McHarg v. Adt

Smith, P. J.:

The respondent herein obtained a verdict of $4,000 damages for injuries alleged to have been sustained by him by reason of the negligence of appellant’s chauffeur. It appears that the appellant, a practicing physician residing in the city of Albany, was the owner of a large Packard automobile, which he used in his profession and which was also used generally by himself and the members of his family. On the day of the accident, October 2, 1912, appellant had been driven in the automobile to the Albany Country Club, &nd had instructed his chauffeur to return for him at a quarter of six o’clock. Appellant’s wife late in the afternoon, and without any previous arrangement with her husband, decided to go to the Country Club. She telephoned to the garage where the car was kept and told the chauffeur to take her out to the club to join her husband. On the way out the chauffeur noticed an injured woman by the roadside, and at Mrs. Adt’s suggestion he stopped the car and she got out and went to the woman, who had been struck by an automobile only a few minutes before. The woman seemed too badly injured to be moved and so Mrs. Adt told the chauffeur to go for a doctor and asked a bystander to accompany him, she remaining with the injured woman. The .chauffeur and this bystander after some difficulty succeeded in finding a doctor, this respondent, who thereupon entered the car. On *784the way back to the scene of the first accident the car collided with a wagon, and respondent, who was in the rear seat of the car, suffered the injuries for which recovery has been had. The jury has in effect found, under the instructions given, that the chauffeur was in fact at the time of the accident the servant of the appellant and as such engaged in the master’s business. The appellant now challenges this finding and claims that Mrs. Adt had no right to send the chauffeur on this most commendable errand of mercy, as such act had nothing to do with the concerns of the appellant or of his family, and that consequently he could not be held liable for any negligence of the chauffeur when acting under the orders of the wife on this occasion.
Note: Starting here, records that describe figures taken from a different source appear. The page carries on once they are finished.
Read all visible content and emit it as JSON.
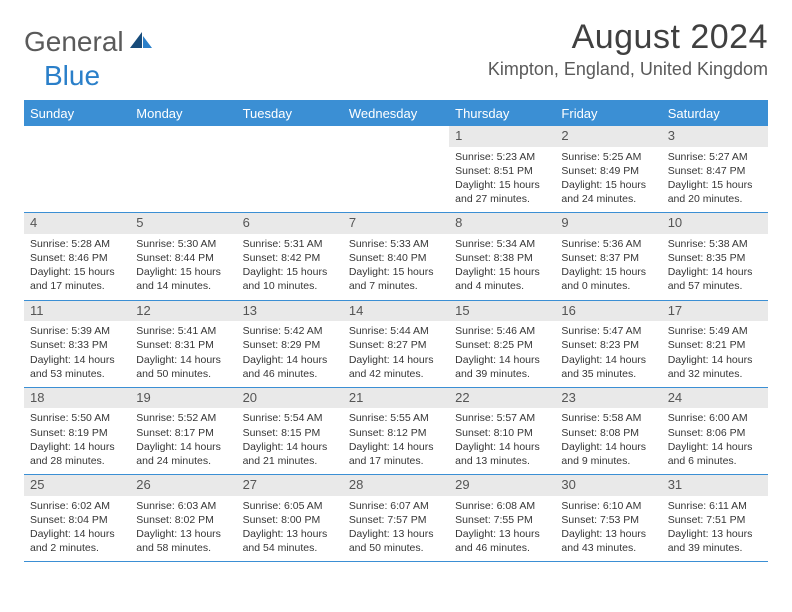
{
  "logo": {
    "word1": "General",
    "word2": "Blue"
  },
  "colors": {
    "accent": "#3b8fd4",
    "logo_gray": "#5a5a5a",
    "logo_blue": "#2a7fc9",
    "daynum_bg": "#e9e9e9",
    "text": "#363636"
  },
  "header": {
    "month_title": "August 2024",
    "location": "Kimpton, England, United Kingdom"
  },
  "weekdays": [
    "Sunday",
    "Monday",
    "Tuesday",
    "Wednesday",
    "Thursday",
    "Friday",
    "Saturday"
  ],
  "weeks": [
    [
      {
        "n": "",
        "sunrise": "",
        "sunset": "",
        "daylight": ""
      },
      {
        "n": "",
        "sunrise": "",
        "sunset": "",
        "daylight": ""
      },
      {
        "n": "",
        "sunrise": "",
        "sunset": "",
        "daylight": ""
      },
      {
        "n": "",
        "sunrise": "",
        "sunset": "",
        "daylight": ""
      },
      {
        "n": "1",
        "sunrise": "Sunrise: 5:23 AM",
        "sunset": "Sunset: 8:51 PM",
        "daylight": "Daylight: 15 hours and 27 minutes."
      },
      {
        "n": "2",
        "sunrise": "Sunrise: 5:25 AM",
        "sunset": "Sunset: 8:49 PM",
        "daylight": "Daylight: 15 hours and 24 minutes."
      },
      {
        "n": "3",
        "sunrise": "Sunrise: 5:27 AM",
        "sunset": "Sunset: 8:47 PM",
        "daylight": "Daylight: 15 hours and 20 minutes."
      }
    ],
    [
      {
        "n": "4",
        "sunrise": "Sunrise: 5:28 AM",
        "sunset": "Sunset: 8:46 PM",
        "daylight": "Daylight: 15 hours and 17 minutes."
      },
      {
        "n": "5",
        "sunrise": "Sunrise: 5:30 AM",
        "sunset": "Sunset: 8:44 PM",
        "daylight": "Daylight: 15 hours and 14 minutes."
      },
      {
        "n": "6",
        "sunrise": "Sunrise: 5:31 AM",
        "sunset": "Sunset: 8:42 PM",
        "daylight": "Daylight: 15 hours and 10 minutes."
      },
      {
        "n": "7",
        "sunrise": "Sunrise: 5:33 AM",
        "sunset": "Sunset: 8:40 PM",
        "daylight": "Daylight: 15 hours and 7 minutes."
      },
      {
        "n": "8",
        "sunrise": "Sunrise: 5:34 AM",
        "sunset": "Sunset: 8:38 PM",
        "daylight": "Daylight: 15 hours and 4 minutes."
      },
      {
        "n": "9",
        "sunrise": "Sunrise: 5:36 AM",
        "sunset": "Sunset: 8:37 PM",
        "daylight": "Daylight: 15 hours and 0 minutes."
      },
      {
        "n": "10",
        "sunrise": "Sunrise: 5:38 AM",
        "sunset": "Sunset: 8:35 PM",
        "daylight": "Daylight: 14 hours and 57 minutes."
      }
    ],
    [
      {
        "n": "11",
        "sunrise": "Sunrise: 5:39 AM",
        "sunset": "Sunset: 8:33 PM",
        "daylight": "Daylight: 14 hours and 53 minutes."
      },
      {
        "n": "12",
        "sunrise": "Sunrise: 5:41 AM",
        "sunset": "Sunset: 8:31 PM",
        "daylight": "Daylight: 14 hours and 50 minutes."
      },
      {
        "n": "13",
        "sunrise": "Sunrise: 5:42 AM",
        "sunset": "Sunset: 8:29 PM",
        "daylight": "Daylight: 14 hours and 46 minutes."
      },
      {
        "n": "14",
        "sunrise": "Sunrise: 5:44 AM",
        "sunset": "Sunset: 8:27 PM",
        "daylight": "Daylight: 14 hours and 42 minutes."
      },
      {
        "n": "15",
        "sunrise": "Sunrise: 5:46 AM",
        "sunset": "Sunset: 8:25 PM",
        "daylight": "Daylight: 14 hours and 39 minutes."
      },
      {
        "n": "16",
        "sunrise": "Sunrise: 5:47 AM",
        "sunset": "Sunset: 8:23 PM",
        "daylight": "Daylight: 14 hours and 35 minutes."
      },
      {
        "n": "17",
        "sunrise": "Sunrise: 5:49 AM",
        "sunset": "Sunset: 8:21 PM",
        "daylight": "Daylight: 14 hours and 32 minutes."
      }
    ],
    [
      {
        "n": "18",
        "sunrise": "Sunrise: 5:50 AM",
        "sunset": "Sunset: 8:19 PM",
        "daylight": "Daylight: 14 hours and 28 minutes."
      },
      {
        "n": "19",
        "sunrise": "Sunrise: 5:52 AM",
        "sunset": "Sunset: 8:17 PM",
        "daylight": "Daylight: 14 hours and 24 minutes."
      },
      {
        "n": "20",
        "sunrise": "Sunrise: 5:54 AM",
        "sunset": "Sunset: 8:15 PM",
        "daylight": "Daylight: 14 hours and 21 minutes."
      },
      {
        "n": "21",
        "sunrise": "Sunrise: 5:55 AM",
        "sunset": "Sunset: 8:12 PM",
        "daylight": "Daylight: 14 hours and 17 minutes."
      },
      {
        "n": "22",
        "sunrise": "Sunrise: 5:57 AM",
        "sunset": "Sunset: 8:10 PM",
        "daylight": "Daylight: 14 hours and 13 minutes."
      },
      {
        "n": "23",
        "sunrise": "Sunrise: 5:58 AM",
        "sunset": "Sunset: 8:08 PM",
        "daylight": "Daylight: 14 hours and 9 minutes."
      },
      {
        "n": "24",
        "sunrise": "Sunrise: 6:00 AM",
        "sunset": "Sunset: 8:06 PM",
        "daylight": "Daylight: 14 hours and 6 minutes."
      }
    ],
    [
      {
        "n": "25",
        "sunrise": "Sunrise: 6:02 AM",
        "sunset": "Sunset: 8:04 PM",
        "daylight": "Daylight: 14 hours and 2 minutes."
      },
      {
        "n": "26",
        "sunrise": "Sunrise: 6:03 AM",
        "sunset": "Sunset: 8:02 PM",
        "daylight": "Daylight: 13 hours and 58 minutes."
      },
      {
        "n": "27",
        "sunrise": "Sunrise: 6:05 AM",
        "sunset": "Sunset: 8:00 PM",
        "daylight": "Daylight: 13 hours and 54 minutes."
      },
      {
        "n": "28",
        "sunrise": "Sunrise: 6:07 AM",
        "sunset": "Sunset: 7:57 PM",
        "daylight": "Daylight: 13 hours and 50 minutes."
      },
      {
        "n": "29",
        "sunrise": "Sunrise: 6:08 AM",
        "sunset": "Sunset: 7:55 PM",
        "daylight": "Daylight: 13 hours and 46 minutes."
      },
      {
        "n": "30",
        "sunrise": "Sunrise: 6:10 AM",
        "sunset": "Sunset: 7:53 PM",
        "daylight": "Daylight: 13 hours and 43 minutes."
      },
      {
        "n": "31",
        "sunrise": "Sunrise: 6:11 AM",
        "sunset": "Sunset: 7:51 PM",
        "daylight": "Daylight: 13 hours and 39 minutes."
      }
    ]
  ]
}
The evidence discloses the usual situation as regards the authority of the wife to give orders to the chauffeur. She had full authority from the appellant to order the chauffeur in her husband’s absence to -do, as he himself testified, anything reasonable.” We cannot say as matter of law that the sending for a doctor -under the circumstances must be deemed unreasonable. Such an act was presumably as natural and conducive to the wife’s peace of mind as any other impromptu business or pleasure trip she might order the chauffeur to make. If then the wife had authority, express or implied, to direct the chauffeur to go for a doctor her orders to him so to do did not in any way destroy the relation of master and servant otherwise admittedly existing. Such a relationship once established will continue, although for the time being a servant may be taking orders from a third party. The test is whether such third party is for the time being exercising exclusive control over the servant. If such is the case the third party becomes of course the master for such time. In the case of Kellogg v. Church Charity Foundation (203 N. Y. 191), where an ambulance was owned by a hospital but driven by a man furnished by a livery stable keeper, it was held that the driver did not become the servant- of the hospital because for the time being he was under the general orders of the hospital; and it was further held that a similar rule applies to the ordinary furnishing of teams and drivers by liverymen. (See, also, the recent case of Hanatsek v. Wilson, 161 App. Div. *785634, involving the case of the hiring out of a truck and driver to merchants for the delivery of goods, where the same rule of exclusive control is laid down.)

None of the authorities cited by appellant appear to us to be in point, with the possible exception of Freibaum v. Brady (143 App. Div. 220), where it was said that if the owner of a car loaned both it and his own chauffeur to his brother for the brother’s own use and purposes, such owner would not be liable for the negligence of the chauffeur while so employed. As a correct statement of the law this may well be questioned, but that it was purely dictum is shown by the remainder of the opinion, which expressly states that the chauffeur was never in the employ or control of the defendant, whose only connection with the accident was that it was his car that was being used. As opposed to the obiter remarks of the last case is the later case of Cowell v. Saperston (149 App. Div. 373; affd. without opinion in 208 N. Y. 619). In that case a woman loaned her car and chauffeur for an afternoon to a friend of hers, at that time a candidate for public office, to take him about the city while he was distributing campaign literature. Duz'ing the trip a pedestrian was injured by the negligence of the chauffeur, and a judgment against the woman who loaned the car was upheld, citing the Kellogg case and distinguishing on the ground of dicta the Freibaum case. The Cowell case holds that the test is whether the actual control and dominion over the servant are surrendered by the regular employer and taken over temporarily by another.

We think that this last case is controlling of the case at bar. Under its holding the chauffeur in the present instance did not cease to be the servant of appellant merely because he was for the time being subject to all reasonable orders of the wife. Her temporary use of the car and chauffeur for her own pleasure or convenience accordingly did not, in our judgment, amount to assuming either “actual control and dominion” or “exclusive control ” over him.

The judgment should be affirmed, with costs.

All concurred, except Kellogg, J., dissenting, in opinion.